I just finished reading Jaroslav Pelikan’s treatment of the iconoclasm controversy. (For those who don’t know, Pelikan is the preeminent scholar of the history of Christian theology; he was the son and grandson of Lutheran pastors, and became one himself before converting to Eastern Orthodoxy in 1998.) The book in question is The Christian Tradition” volume 2: The Spirit of Eastern Christendom.
It is remarkable reading. He agrees with Kitzinger that “no literary statement from the period prior to the year 300 would make one suspect the existence of any Christian images other than the most laconic and hieroglyphic of symbols” and adds that “the orthodox were obliged to admit that, for a practice that was supposed to be based on the tradition of the apostles and of the church fathers, this one had very little written testimony, either in Scripture or in ancient Christian writers, to support it.” (99)

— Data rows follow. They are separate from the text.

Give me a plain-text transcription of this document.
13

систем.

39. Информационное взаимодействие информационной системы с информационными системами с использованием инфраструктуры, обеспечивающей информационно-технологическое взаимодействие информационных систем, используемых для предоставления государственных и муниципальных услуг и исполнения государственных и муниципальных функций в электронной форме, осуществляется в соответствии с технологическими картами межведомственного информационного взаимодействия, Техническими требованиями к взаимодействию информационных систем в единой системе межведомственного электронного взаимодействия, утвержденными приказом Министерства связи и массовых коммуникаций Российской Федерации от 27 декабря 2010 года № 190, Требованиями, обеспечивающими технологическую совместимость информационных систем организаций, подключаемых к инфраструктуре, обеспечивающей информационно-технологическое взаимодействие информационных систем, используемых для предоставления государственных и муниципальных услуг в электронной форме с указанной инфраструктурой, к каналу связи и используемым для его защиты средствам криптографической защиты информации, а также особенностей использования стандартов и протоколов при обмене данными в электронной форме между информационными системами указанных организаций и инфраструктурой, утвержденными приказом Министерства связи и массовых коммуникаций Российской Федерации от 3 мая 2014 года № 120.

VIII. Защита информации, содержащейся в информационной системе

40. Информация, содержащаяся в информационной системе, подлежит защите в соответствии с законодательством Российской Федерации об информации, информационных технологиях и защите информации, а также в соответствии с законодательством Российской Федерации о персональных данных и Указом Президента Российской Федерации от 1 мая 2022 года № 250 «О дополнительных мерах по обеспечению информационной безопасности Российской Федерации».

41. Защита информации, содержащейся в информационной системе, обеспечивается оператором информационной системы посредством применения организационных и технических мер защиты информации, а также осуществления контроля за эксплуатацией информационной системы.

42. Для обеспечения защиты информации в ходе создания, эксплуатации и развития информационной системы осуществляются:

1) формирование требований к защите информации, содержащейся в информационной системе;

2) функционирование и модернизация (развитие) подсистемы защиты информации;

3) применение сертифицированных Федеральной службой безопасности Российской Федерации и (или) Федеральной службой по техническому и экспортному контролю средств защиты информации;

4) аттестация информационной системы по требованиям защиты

It was the icon controversy that drew forth from the iconophile party the doctrine of authoritative unwritten tradition, and thus shaped the East’s doctrine of Scripture. Pelikan admits that the iconophiles twisted Scripture: “Basil had said: ‘The honor that is paid to the image passes over to the prototype.’ Precisely this, it was argued, took place when Christians paid honor to an image. In reply the iconoclasts argued that this was spoken ‘in relation to theology,’ to the inner life of the Godhead, and did not apply to the images now being used in churches. Tehnically they were right, for ‘image here’ (“eikwn” in Heb. 1:3, Col. 1:15, etc.) meant Christ himself, not a man-made portrait; but taken as a proof text out of context — which is how passages were often taken by both sides — it seemed a strong support for the orthodox.” (103)
Finally, Pelikan states that “it must be admitted that the case for images or against them was not based initially on considerations of doctrine. In the usage of a church opposed to idolatry, images arose on the basis of other factors, which lay more in what was believed implicitly than in what was explicitly taught and confessed.” (103) In other words, the church started out opposed to images in worship, and lost its way. It received an orientation against images from its mother, Judaism, and then as it became largely Gentile, it forgot the reasons and the theology that had lay behind that anti-image praxis.
Pelikan wrote this stuff in 1974. I don’t know if he retracted or repented it later. Nor do I know anything more about his conversion. But it seems clear to me that only by abandoning the Hebraic foundations of our faith, and elevating human traditions to a level where they compete with Scripture in authority could one begin to bow oneself before man-made images.